A federal judge in Texas has paused enforcement of a revised version of the Community Reinvestment Act by banking regulators.
The ruling, issued Friday by Judge Matthew J. Kacsmaryk of the U.S. District Court for the Northern District of Texas, determined that the Federal Reserve, the Federal Deposit Insurance Corp. and the Office of the Comptroller of the Currency exceeded their authority in their overhaul to the CRA, proposed in October. The first of the new rules enforced by the overhaul, were set to take effect Monday.
A coalition of trade groups, including the Independent Community Bankers of America, American Bankers Association and U.S. Chamber of Commerce, sued in February to block the overhaul, claiming it would discourage lending. The Texas Bankers Association, Independent Bankers Association of Texas, Amarillo Chamber of Commerce and Longview Chamber of Commerce are also among the plaintiffs.
The Fed, FDIC and OCC delayed until 2026 the implementation date of portions of the CRA rule. The most impactful of those changes would have forced large banks to include only whole counties in their assessment areas — rather than including partial counties, as they had been doing — and to update these assessment areas by April 1.

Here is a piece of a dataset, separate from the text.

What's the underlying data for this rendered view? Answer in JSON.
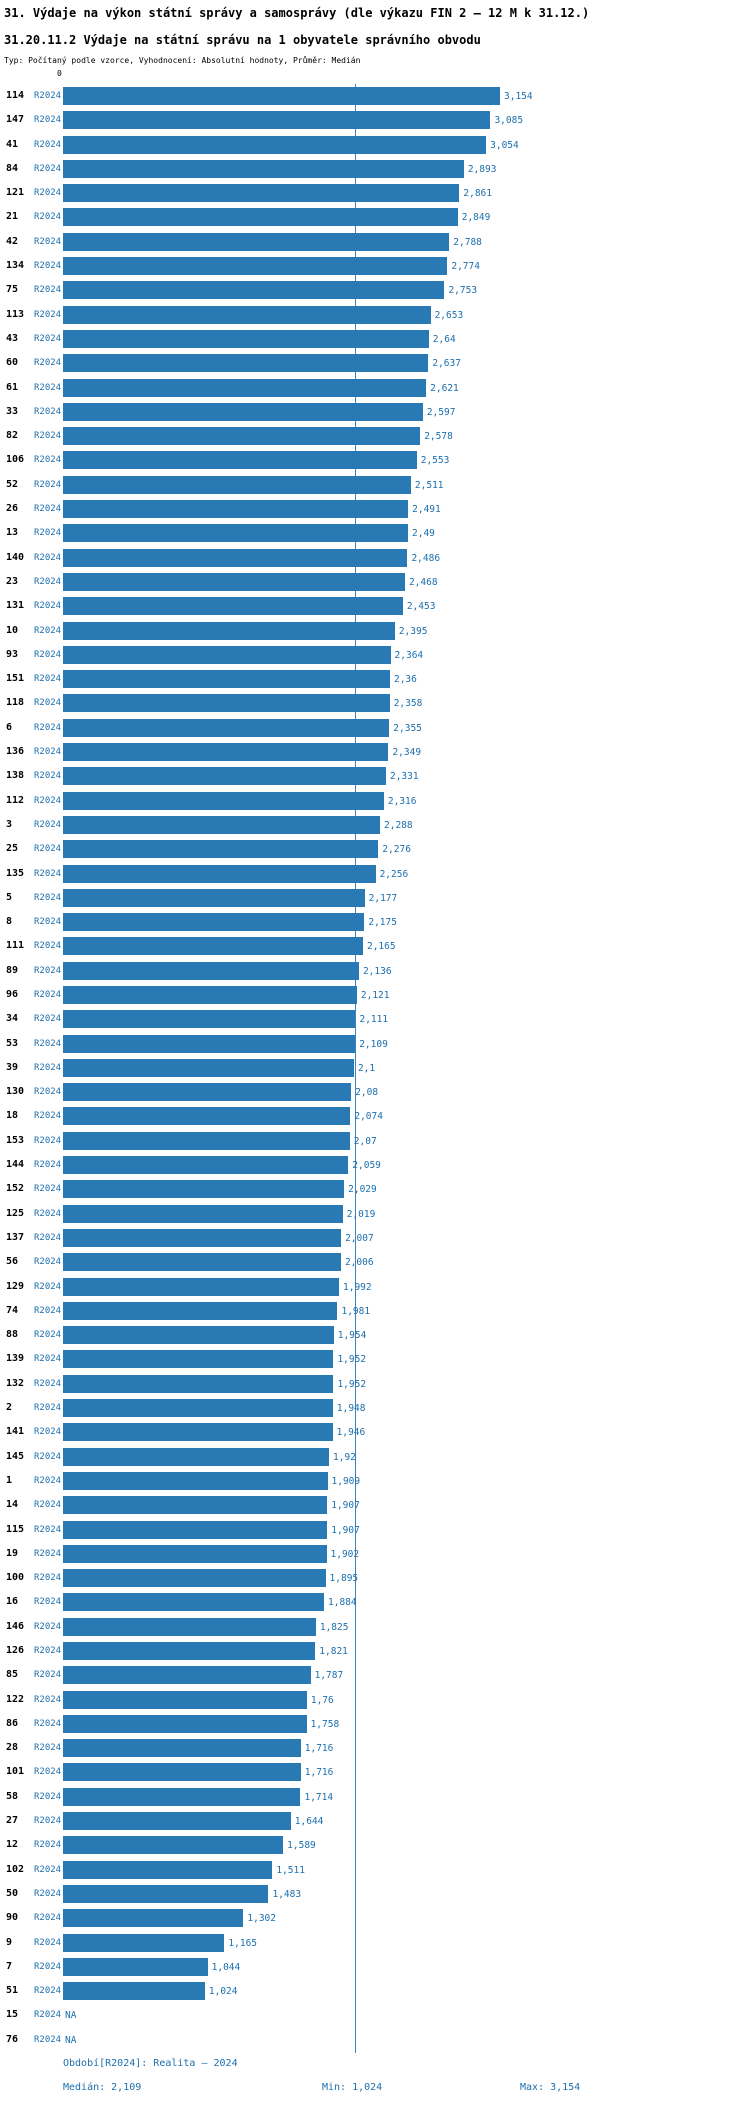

Kacsmaryk ruled that the regulators exceeded their authority by permitting banks to be evaluated not only in the geographic areas where they maintain physical branches but also in other regions where they engage in retail lending activities. Additionally, he criticized the rules for allowing regulators to assess the availability of a bank's deposit products rather than solely focusing on credit offerings within a community.
He deemed these aspects of the rules to be an overreach, exceeding the intended boundaries of the CRA, adding that the agencies did not claim authority to assess banks wherever they conduct retail lending.
“On the contrary, they have — since 1978 — limited themselves to areas surrounding deposit-taking facilities,” Kacsmaryk noted.
He further added that the Community Reinvestment Modernization Act, which was introduced four times in nine years, would have shifted the focus from deposit-taking facilities to areas where banks make loans, but it was not passed by the Congress.
“Thus, the fact that ‘Congress considered and rejected bills that would have granted the [federal banking agencies] such jurisdiction undercuts their assertion of authority,” Kacsmaryk said.
In addition to the preliminary injunction, the judge ordered that effective Monday, the rules’ implementation date be “extended day, for day, for each day the injunction remains in place.”
The plaintiffs claimed the CRA achieved its goal by offering trillions of dollars of credit to low-and moderate-income individuals in their communities for over 45 years. In 2022, banks provided more than $227 billion in capital to LMI individuals and businesses and $151 billion in community development loans, they argued, citing statistics from the Federal Financial Institutions Examination Council.
The trade groups welcomed the injunction.
“While we strongly support the goals of CRA, the Final Rules exceeded the banking agencies’ regulatory authority and created disincentives for banks to lend in low- and moderate-income communities that need access to credit the most,” the trade groups said in a statement Saturday. “We look forward to litigating this matter to a final judgment.”
The Bank Policy Institute and the ABA claimed a CRA revision must be held off until the impact of the higher capital requirements and a Supreme Court ruling on the constitutionality of the Consumer Financial Protection Bureau’s funding are known.
Under the October proposal, some banks considered large under the CRA would have been forced to redraw their assessment areas to meet the April deadline but would fall in the “intermediate” bracket under other thresholds set to take effect in 2026.